CBD also improved expression of triggering receptor expressed on myeloid cells 2, or TREM2, which is found on the cell surface where it combines with another protein to transmit signals that activate cells, including immune cells. In the brain, its expression is on the microglial cells, a special population of immune cells found only in the brain where they are key to eliminating invaders like a virus and irrevocably damaged neurons.
Low levels of TREM2 and rare variations in TREM2 are associated with Alzheimer's, and in their mouse model TREM2 and IL-33 were both low.
Both are essential to a natural, ongoing housekeeping process in the brain called phagocytosis, in which microglial cells regularly consume beta amyloid, which is regularly produced in the brain, the result of the breakdown of amyloid-beta precursor protein, which is important to the synapses, or connection points, between neurons, and which the plaque interrupts.
They found CBD treatment increased levels of IL-33 and TREM2 -- sevenfold and tenfold respectively.
CBD's impact on brain function in the mouse model of early onset Alzheimer's was assessed by methods like the ability to differentiate between a familiar item and a new one, as well as observing the rodents' movement.
People with Alzheimer's may experience movement problems like stiffness and an impaired gait, says Dr. Hesam Khodadadi, a graduate student working in Baban's lab. Mice with the disease run in an endless tight circle, behavior which stopped with CBD treatment, says Khodadadi, the study's first author.
Next steps include determining optimal doses and giving CBD earlier in the disease process. The compound was given in the late stages for the published study, and now the investigators are using it at the first signs of cognitive decline, Khodadadi says. They also are exploring delivery systems including the use of an inhaler that should help deliver the CBD more directly to the brain. For the published studies, CBD was put into the belly of the mice every other day for two weeks.
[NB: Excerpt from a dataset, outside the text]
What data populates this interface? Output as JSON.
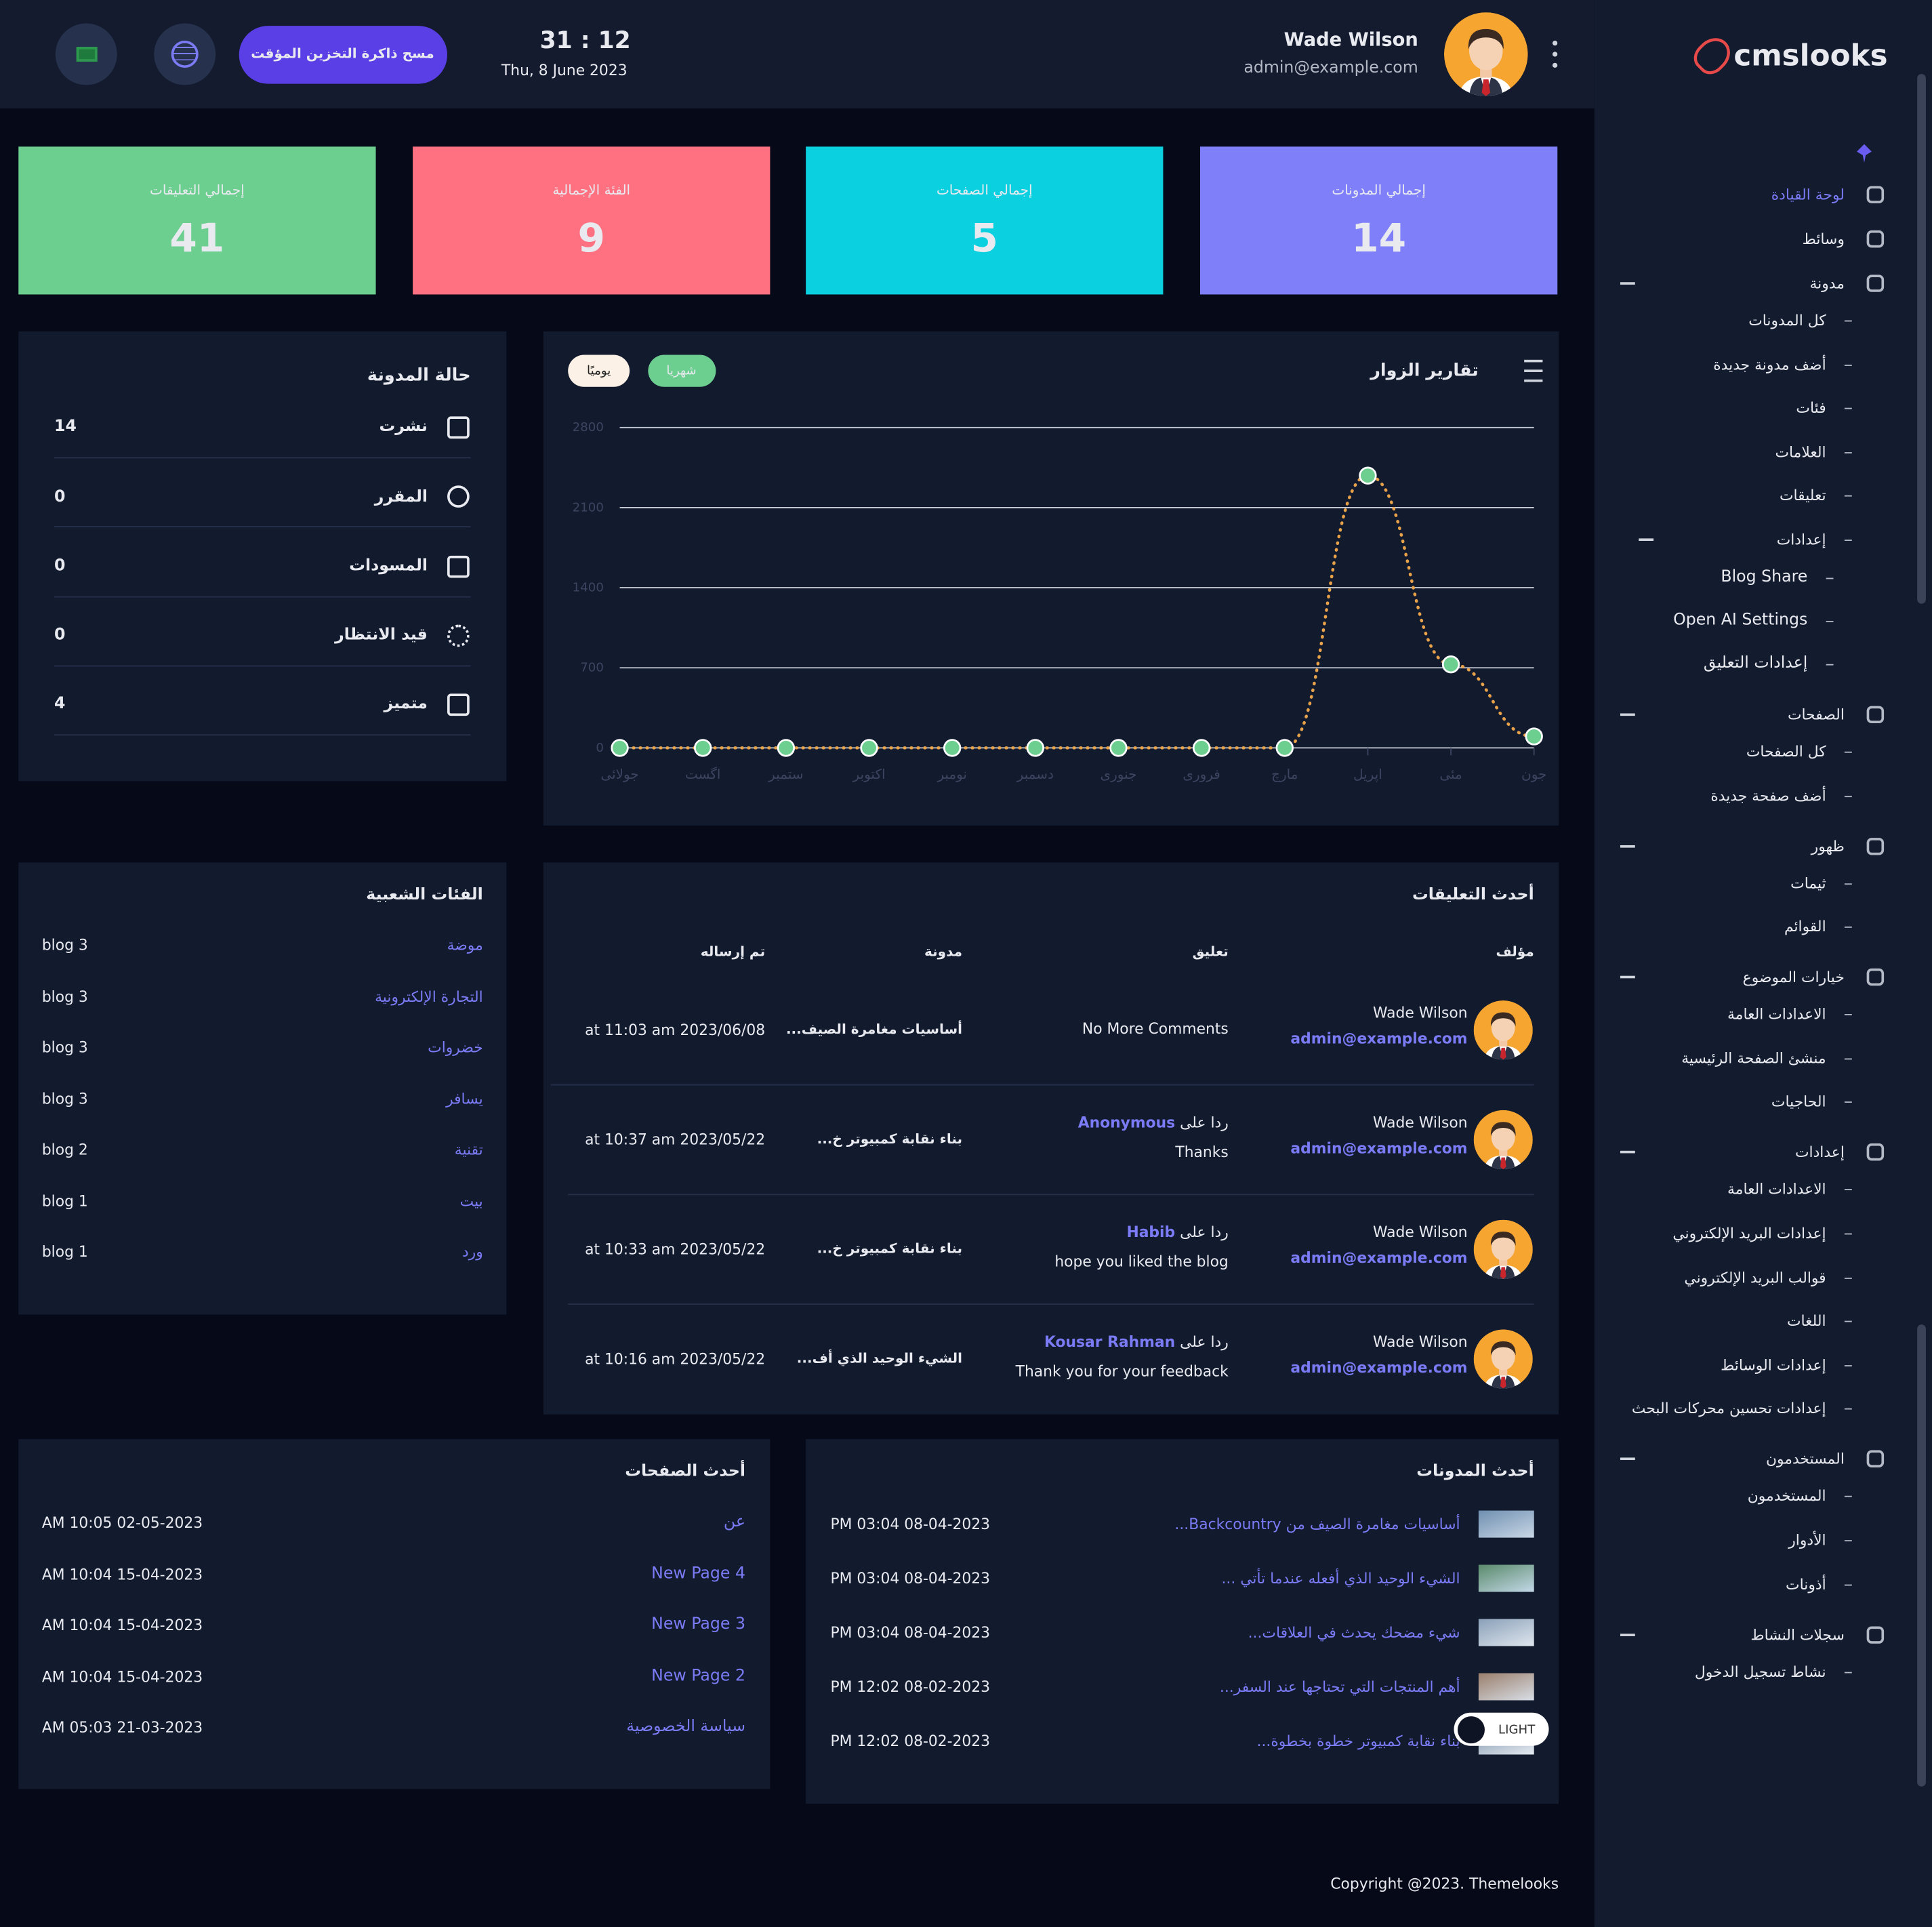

A company has developed both animal and human inhalers for the investigators who also have been exploring CBD's effect on adult respiratory distress syndrome, or ARDS, a buildup of fluid in the lungs that is a major and deadly complication of COVID-19, as well as other serious illnesses like sepsis and major trauma. The CBD doses used for the Alzheimer's study were the same the investigators successfully used to reduce the "cytokine storm" of ARDS, which can irrevocably damage the lungs.
Familial disease is an inherited version of Alzheimer's in which symptoms typically surface in the 30s and 40s and occurs in about 10-15% of patients.
CBD should be at least equally effective in the more common, nonfamilial type Alzheimer's, which likely have more targets for CBD, Baban notes. They already are looking at its potential in a model of this more common type and moving forward to establish a clinical trial.
Plaques as well as neurofibrillary tangles, a collection of the protein tau inside neurons, are the main components of Alzheimer's, Morgan says. Beta-amyloid generally appears in the brain 15-20 years or more before dementia, he says, and the appearance of tau tangles, which can occur up to 10 years afterward, correlates with the onset of dementia. There is some interplay between beta amyloid and tau that decrease the dysfunction of each, Morgan notes.
The Food and Drug Administration is scheduled to make a ruling by early June on a new drug aducanumab, which would be the first to attack and help clear beta amyloid, Morgan says.
Other coauthors include Drs. David Hess, neurologist and MCG dean, and MCG neuroscientists Kumar Vaibhav and Krishnan Dhandapani. The research was supported by the National Institutes of Health.